Het proza van Marek Hłasko (1932-1969) is hortend, onhelder, met de suggestie van ongeziene diepte, blijkt uit een Nederlandse bundel van zijn werk.

De ‘communistische James Dean’ werd hij genoemd, want ja, uiterlijke verwantschap, rebel en een voortijdig einde dat mysterieus blijft: nam hij nou bewust die fatale combinatie van slaapmiddelen en alcohol in, of was het stomme pech? In ieder geval beantwoordde het aan de lokroep van de zelfmoord in zijn bescheiden oeuvre. In Nederland is de Poolse schrijver Marek Hłasko (1932-1969) slechts in een kleine kring van literaire fijnproevers (naams)-bekend.
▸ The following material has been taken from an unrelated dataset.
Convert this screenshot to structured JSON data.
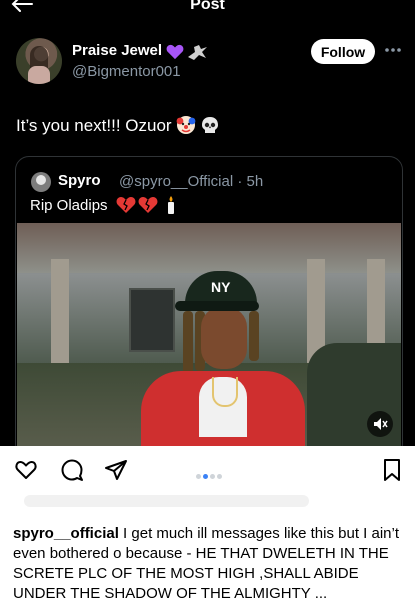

Dat heeft hij vooral te danken aan zijn bewonderaar Arnon Grunberg, die niet alleen in zijn eerdere rol als uitgever Hłasko’s novelle Ik zal jullie over Esther vertellen uitbracht, maar die ook als eerbetoon Hłasko’s voornaam leende voor zijn pseudoniem Marek van der Jagt. Sindsdien ben ik geïnteresseerd in Hłasko’s proza, want Van der Jagt tekende voor het meest...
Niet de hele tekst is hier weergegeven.